Judge Raveh: That means that this is not the only means of proof - is that what you maintain?

Attorney General: This is what I am arguing. It is not exhaustive.

Presiding Judge: Has anyone checked whether any judgment exists relating to this section - some authority for what you have just stated?

Judge Raveh: Perhaps it is worthwhile to go into that question some time.

Attorney General: I think there is.

Presiding Judge: I do not remember that. This is one of the neglected sections, one of those which are most important, but which are generally overlooked.

Attorney General: I think there is [an authority on the question]; perhaps we could hear whether Defence Counsel has anything to say on the subject of submitting the document. Perhaps we could save ourselves some time.

Judge Raveh: Perhaps you will show the section also to Dr. Servatius?

Attorney General: Certainly.

Judge Halevi: I, for my part, am not certain that this section applies to the statement of a person made before he is charged. It may be that this section applies only to accused persons making statements, for example, to the police. It says specifically "not made before an examining magistrate," how to prove other statements of an accused person, but only after he has the status of an accused person.

Attorney General: Is this what Your Honour is referring to? Or to the way conversations of a prisoner in prison are proved, after he is in prison and one of the prisoners reports on what he has heard him saying.

Presiding Judge: Then Section 37 will apply.

Attorney General: I ask: Is Your Honour, Judge Halevi, referring to such cases?
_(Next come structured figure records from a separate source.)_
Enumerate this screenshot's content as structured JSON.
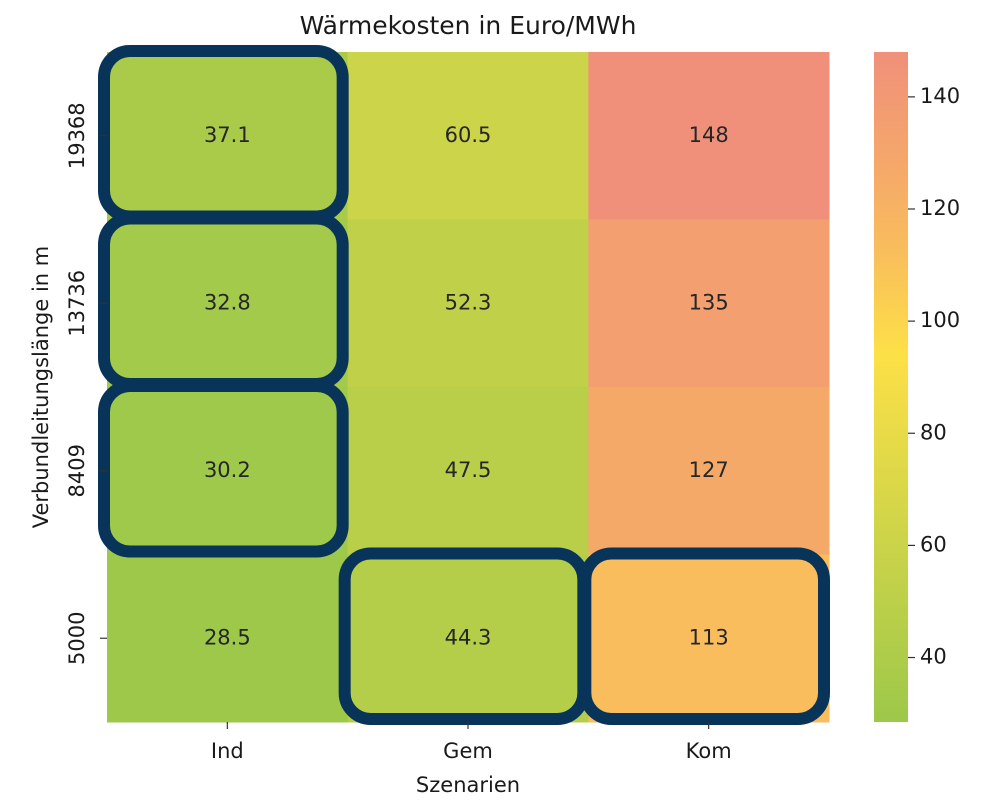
{
  "chart_data": {
    "type": "heatmap",
    "title": "Wärmekosten in Euro/MWh",
    "x_label": "Szenarien",
    "y_label": "Verbundleitungslänge in m",
    "x_categories": [
      "Ind",
      "Gem",
      "Kom"
    ],
    "y_categories": [
      "19368",
      "13736",
      "8409",
      "5000"
    ],
    "values": [
      [
        37.1,
        60.5,
        148
      ],
      [
        32.8,
        52.3,
        135
      ],
      [
        30.2,
        47.5,
        127
      ],
      [
        28.5,
        44.3,
        113
      ]
    ],
    "colorbar_lim": [
      28.5,
      148
    ],
    "colorbar_ticks": [
      40,
      60,
      80,
      100,
      120,
      140
    ],
    "colorscale": [
      [
        0,
        "#9dc84a"
      ],
      [
        0.55,
        "#fde047"
      ],
      [
        0.7,
        "#f9be5c"
      ],
      [
        0.83,
        "#f5a86a"
      ],
      [
        1,
        "#f0907a"
      ]
    ],
    "highlight": [
      [
        true,
        false,
        false
      ],
      [
        true,
        false,
        false
      ],
      [
        true,
        false,
        false
      ],
      [
        false,
        true,
        true
      ]
    ],
    "highlight_color": "#08345a"
  }
}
Judge Halevi: I am referring, first of all, to the recording of an accused person's statement to the police. This can in general be divided into two parts - orally and in writing. But it means all kinds of oral and written statements of a person who has the status of an accused, and not of a person who is accused today, but whose statement, at the time he made it, was made after the offence attributed to him had been committed, but before he was charged at all. That is to say, the document being considered here was drawn up in the interim period, during the years that lapsed between the commission of the offences attributed to him and his becoming an accused. I do not know whether Section 37(2) applies at all to statements made in this interim period. In other words, if we regard this section as an exhaustive and restrictive one, I would have to consider whether this restriction applies to an interim period such as this.

Attorney General: If Your Honour would allow me, with great respect, to give an example for strengthening this view: A letter of an accused person to his accomplice in crime would certainly be proper evidence, even if no one saw him writing this letter. It would, nevertheless, be possible to make this letter evidence, if, in fact, the offence was committed in pursuance of a criminal conspiracy which such a letter created. I believe that there has never been any doubt on this point.

Judge Halevi: A letter to his accomplice in crime after the crime was committed?

Attorney General: No - before the crime was committed.